With the Kings being forced to depend on Matt Greene to play the point on the power play during the 2009-10 season, there’s a void to be filled by a creative offensive defenseman like Voynov. If the Kings deem his defensive game to be up to par, he could start the year with the big club next season, but with other more rounded prospects like Hickey and Martinez in the system, securing a roster spot will be no easy task. Whether Voynov makes the club to start the year or not, he’s not far off.
Jonathan Bernier, G
6’0, 184 lbs_
Acquired: 1st round (11th overall), 2006
b. August 7, 1998
Having gone through some trials and tribulations over the past few seasons, struggling to find mental consistency and not playing up to his talent level, Bernier seems to have found himself this season. He finished the year with astounding numbers: a .936 save percentage (1st in the league), 2.03 goals against average (2nd), 30 wins (3rd), and nine shutouts (1st). In the playoffs so far, he leads the league in every one of those categories. Bernier also received his first starts for the Kings since the onset of the 2007-08 season and showed no trouble handling NHL shooters, winning all three of the games he played in.
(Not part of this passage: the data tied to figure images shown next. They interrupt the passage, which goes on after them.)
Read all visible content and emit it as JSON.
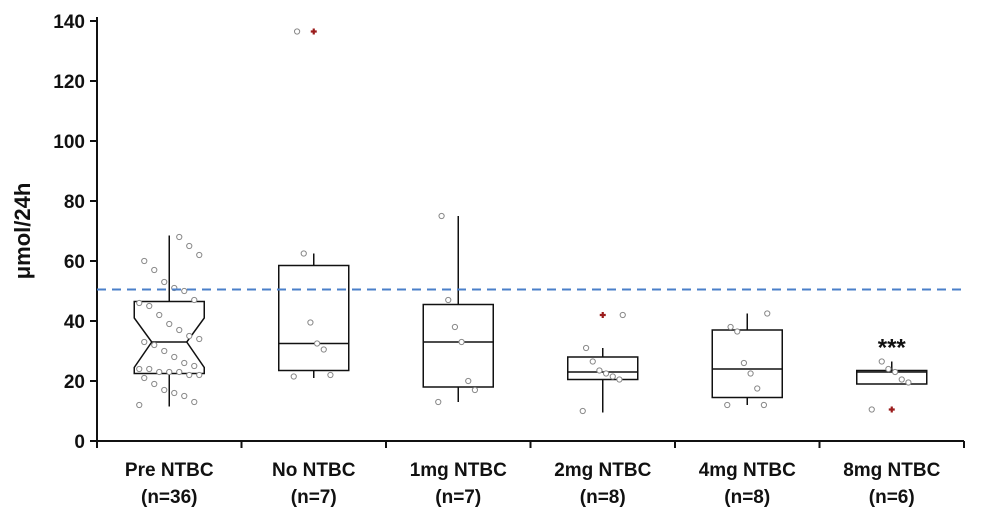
{
  "chart_data": {
    "type": "box",
    "title": "",
    "xlabel": "",
    "ylabel": "μmol/24h",
    "ylim": [
      0,
      140
    ],
    "yticks": [
      0,
      20,
      40,
      60,
      80,
      100,
      120,
      140
    ],
    "grid": false,
    "legend": "none",
    "reference_line": {
      "y": 50.5,
      "style": "dashed",
      "color": "#4a7fc9"
    },
    "categories": [
      {
        "line1": "Pre NTBC",
        "line2": "(n=36)"
      },
      {
        "line1": "No NTBC",
        "line2": "(n=7)"
      },
      {
        "line1": "1mg NTBC",
        "line2": "(n=7)"
      },
      {
        "line1": "2mg NTBC",
        "line2": "(n=8)"
      },
      {
        "line1": "4mg NTBC",
        "line2": "(n=8)"
      },
      {
        "line1": "8mg NTBC",
        "line2": "(n=6)"
      }
    ],
    "boxes": [
      {
        "q1": 22.5,
        "median": 33,
        "q3": 46.5,
        "whisker_low": 11.5,
        "whisker_high": 68.5,
        "notched": true,
        "notch_low": 24.5,
        "notch_high": 41,
        "outliers": []
      },
      {
        "q1": 23.5,
        "median": 32.5,
        "q3": 58.5,
        "whisker_low": 21,
        "whisker_high": 62.5,
        "notched": false,
        "outliers": [
          136.5
        ]
      },
      {
        "q1": 18,
        "median": 33,
        "q3": 45.5,
        "whisker_low": 13,
        "whisker_high": 75,
        "notched": false,
        "outliers": []
      },
      {
        "q1": 20.5,
        "median": 23,
        "q3": 28,
        "whisker_low": 9.5,
        "whisker_high": 31,
        "notched": false,
        "outliers": [
          42
        ]
      },
      {
        "q1": 14.5,
        "median": 24,
        "q3": 37,
        "whisker_low": 12,
        "whisker_high": 42.5,
        "notched": false,
        "outliers": []
      },
      {
        "q1": 19,
        "median": 23,
        "q3": 23.5,
        "whisker_low": 19,
        "whisker_high": 26.5,
        "notched": false,
        "outliers": [
          10.5
        ]
      }
    ],
    "points": [
      [
        12,
        13,
        15,
        16,
        17,
        19,
        21,
        22,
        22,
        23,
        23,
        23,
        24,
        24,
        25,
        26,
        28,
        30,
        32,
        33,
        34,
        35,
        37,
        39,
        42,
        45,
        46,
        47,
        50,
        51,
        53,
        57,
        60,
        62,
        65,
        68
      ],
      [
        21.5,
        22,
        30.5,
        32.5,
        39.5,
        62.5,
        136.5
      ],
      [
        13,
        17,
        20,
        33,
        38,
        47,
        75
      ],
      [
        10,
        20.5,
        21.5,
        22.5,
        23.5,
        26.5,
        31,
        42
      ],
      [
        12,
        12,
        17.5,
        22.5,
        26,
        36.5,
        38,
        42.5
      ],
      [
        10.5,
        19.5,
        20.5,
        23,
        24,
        26.5
      ]
    ],
    "annotations": [
      {
        "category_index": 5,
        "text": "***"
      }
    ],
    "colors": {
      "box": "#111111",
      "point": "#888888",
      "outlier": "#9b1c1c",
      "reference": "#4a7fc9"
    }
  }
}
Though Bernier is one of the major reasons for the Monarchs success this season, they’ll likely have to manage without him next year, as the Kings can only hold him back from the NHL for so long. Look for him to make the Kings out of training camp next year and split starts with Jonathan Quick as he attempts to steal away the starting role.
Jeff Zatkoff, G
6’3, 170 lbs
Acquired: 3rd round (74th overall), 2006
b. June 8, 1987
Though Zatkoff was stuck behind Bernier this year, the young goalie is still an important prospect for the Kings, and helps to solidify their goaltending depth. This year, in 22 games, Zatkoff posted 10 wins, nine losses, a .915 save percentage, and a 2.92 goals against average. Though his numbers are not spectacular, Zatkoff was never given the opportunity to start for an extended streak of games and find a groove. He has much more talent than his statistics indicate. With Bernier appearing ready for the NHL, Zatkoff will be given every opportunity to start a majority of the games for the Monarchs next year. Should he perform well, he’ll give the Kings another solid option in goal, though his NHL potential may be limited to that of a quality backup.
ECHL – Ontario Reign
While the Monarchs are in the midst of their most successful season in years, the Reign were unable to recapture a postseason berth in just their second year of existence, finishing the year mere points out of a playoff spot.
Michael Pelech, C
6’3, 206 lbs
Acquired: 6th round (156th overall),
Unable to secure a spot on the Monarchs this year, the gritty forward played the entire season with the Reign. Pelech had a solid if unspectacular rookie year offensively, posting 35 points in 72 games, and also racked up 133 penalty minutes on the season. Pelech looks to be ready for a bottom-six grinding role with the Monarchs, though he still needs to work on playing a more disciplined game. He’ll likely find himself in Manchester for most or all of next year and into the near future; as of now, he’s yet to illustrate any definite NHL potential.
Colten Teubert, D
6’4, 201 lbs
Acquired: 1st round (13th overall)
b. March 8, 1990
An intimidating physical defenseman, Teubert rounded out his WHL career this year by posting 40 points and 115 penalty minutes in 60 games for the Regina Pats. For the second straight year, he moved on to the Ontario Reign to round out his season, and while he was unable to impose his will on opposing players in the same fashion that he did in junior hockey, he flashed some of the intensity and checking ability that led the Kings to spend a first-round pick on him. Though Teubert currently lacks the discipline necessary to be depended upon in all situations, with a few years of refinement, he could be a two-way force at the NHL level as a second-pairing defenseman. He’ll start his professional career next season, likely spending most of the year with the Reign.